L’évangile de ce dimanche à travers la petite histoire que Jésus raconte illustre parfaitement ce que signifie la vanité de la vie, la valeur relative de certaines choses, de la possession matérielle en particulier : voici l’homme qui se complaît dans sa réussite sociale et compte bien jouir de tous ses biens. Mais Dieu lui dit : ‘Tu es fou : cette nuit même, on va te redemander ta vie. Et ce que tu auras accumulé, qui l’aura ?’
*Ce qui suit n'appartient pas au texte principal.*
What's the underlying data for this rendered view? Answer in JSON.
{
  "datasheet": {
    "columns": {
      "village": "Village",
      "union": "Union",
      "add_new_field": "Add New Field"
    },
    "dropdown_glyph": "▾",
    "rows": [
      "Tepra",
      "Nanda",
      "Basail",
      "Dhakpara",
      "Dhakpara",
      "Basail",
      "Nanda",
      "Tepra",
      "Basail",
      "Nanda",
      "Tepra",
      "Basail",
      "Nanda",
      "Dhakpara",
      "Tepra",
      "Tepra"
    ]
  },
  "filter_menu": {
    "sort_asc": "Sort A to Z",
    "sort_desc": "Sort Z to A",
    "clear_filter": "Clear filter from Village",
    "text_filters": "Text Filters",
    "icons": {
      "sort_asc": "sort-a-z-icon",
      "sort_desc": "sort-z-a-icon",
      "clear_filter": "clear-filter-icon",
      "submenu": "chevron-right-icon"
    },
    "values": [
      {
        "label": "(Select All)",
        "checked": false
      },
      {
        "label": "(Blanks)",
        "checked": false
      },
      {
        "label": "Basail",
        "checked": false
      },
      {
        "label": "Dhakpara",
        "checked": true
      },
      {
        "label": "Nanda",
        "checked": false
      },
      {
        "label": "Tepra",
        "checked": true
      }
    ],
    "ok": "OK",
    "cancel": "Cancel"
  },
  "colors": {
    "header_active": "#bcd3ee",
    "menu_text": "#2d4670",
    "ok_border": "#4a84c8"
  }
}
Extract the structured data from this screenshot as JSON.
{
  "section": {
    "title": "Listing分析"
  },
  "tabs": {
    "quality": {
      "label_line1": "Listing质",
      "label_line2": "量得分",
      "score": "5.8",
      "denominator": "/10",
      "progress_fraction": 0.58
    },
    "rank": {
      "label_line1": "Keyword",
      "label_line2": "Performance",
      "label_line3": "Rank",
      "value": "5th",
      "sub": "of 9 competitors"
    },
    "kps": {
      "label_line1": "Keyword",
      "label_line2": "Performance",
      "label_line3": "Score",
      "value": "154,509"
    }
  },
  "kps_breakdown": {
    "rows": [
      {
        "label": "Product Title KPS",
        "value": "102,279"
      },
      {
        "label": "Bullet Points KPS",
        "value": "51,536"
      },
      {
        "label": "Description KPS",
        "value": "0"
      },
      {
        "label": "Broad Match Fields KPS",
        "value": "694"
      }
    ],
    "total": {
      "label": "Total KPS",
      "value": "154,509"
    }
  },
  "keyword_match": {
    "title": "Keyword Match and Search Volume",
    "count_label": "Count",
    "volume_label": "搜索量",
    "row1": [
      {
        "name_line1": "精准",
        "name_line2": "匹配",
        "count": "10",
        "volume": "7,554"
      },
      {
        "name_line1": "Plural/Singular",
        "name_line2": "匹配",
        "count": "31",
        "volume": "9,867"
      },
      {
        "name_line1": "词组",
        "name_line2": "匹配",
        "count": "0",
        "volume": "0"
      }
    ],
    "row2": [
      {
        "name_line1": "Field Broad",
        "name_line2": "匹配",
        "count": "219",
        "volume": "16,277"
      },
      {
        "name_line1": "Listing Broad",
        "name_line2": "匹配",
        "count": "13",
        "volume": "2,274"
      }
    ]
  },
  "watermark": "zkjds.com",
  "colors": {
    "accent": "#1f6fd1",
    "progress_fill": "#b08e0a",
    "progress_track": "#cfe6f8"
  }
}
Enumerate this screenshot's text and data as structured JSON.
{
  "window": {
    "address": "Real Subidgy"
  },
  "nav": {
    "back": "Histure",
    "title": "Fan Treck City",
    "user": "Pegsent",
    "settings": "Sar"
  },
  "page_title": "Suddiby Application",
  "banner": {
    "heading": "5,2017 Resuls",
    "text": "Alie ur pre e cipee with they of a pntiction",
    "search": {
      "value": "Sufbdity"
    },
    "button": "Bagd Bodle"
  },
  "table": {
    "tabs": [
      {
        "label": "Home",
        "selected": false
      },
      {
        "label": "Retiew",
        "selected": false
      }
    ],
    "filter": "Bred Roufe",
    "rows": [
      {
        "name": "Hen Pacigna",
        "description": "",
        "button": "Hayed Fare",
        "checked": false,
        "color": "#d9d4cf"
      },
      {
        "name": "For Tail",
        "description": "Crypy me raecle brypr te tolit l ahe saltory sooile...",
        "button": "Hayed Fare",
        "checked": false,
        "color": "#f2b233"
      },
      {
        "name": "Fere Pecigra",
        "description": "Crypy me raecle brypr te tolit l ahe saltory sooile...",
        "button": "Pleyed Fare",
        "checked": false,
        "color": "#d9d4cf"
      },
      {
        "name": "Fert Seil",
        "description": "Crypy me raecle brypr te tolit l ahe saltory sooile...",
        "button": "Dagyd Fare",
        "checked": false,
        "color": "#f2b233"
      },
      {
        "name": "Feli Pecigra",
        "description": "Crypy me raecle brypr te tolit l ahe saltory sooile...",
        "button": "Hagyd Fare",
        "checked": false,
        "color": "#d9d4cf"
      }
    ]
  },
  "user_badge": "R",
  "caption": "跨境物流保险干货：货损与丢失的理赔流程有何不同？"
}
On peut être fier de son travail, c’est légitime mais rester humble car la vie ne fait pas toujours de cadeau et les malheurs peuvent venir sans prévenir. C’est pourquoi notre principale richesse c’est notre confiance en Dieu, et les œuvres d’amour que nous pouvons faire pour Lui. Mais attention nous dit le Pape François en commentant l’expression « tout est vanité » : la vanité est aussi la tentation des « personnes de foi » : « regarde, je fais ce chèque pour les œuvres de l’Église ». La vanité, c’est « vivre pour paraître, pour se faire voir » : « Les chrétiens qui vivent ainsi ressemblent à des paons, ils se pavanent. Certains disent « je suis parent de tel prêtre, telle sœur, tel évêque, ma famille est une famille chrétienne ». Ils se vantent. »
Mais, a demandé le pape, « et ta vie avec le Seigneur ? Comment est-ce que tu pries ? Tes œuvres de miséricorde ? Est-ce que tu visites les malades ? ». Il s’agit de « construire sa vie chrétienne sur le roc, sur la vérité », sur « la réalité ».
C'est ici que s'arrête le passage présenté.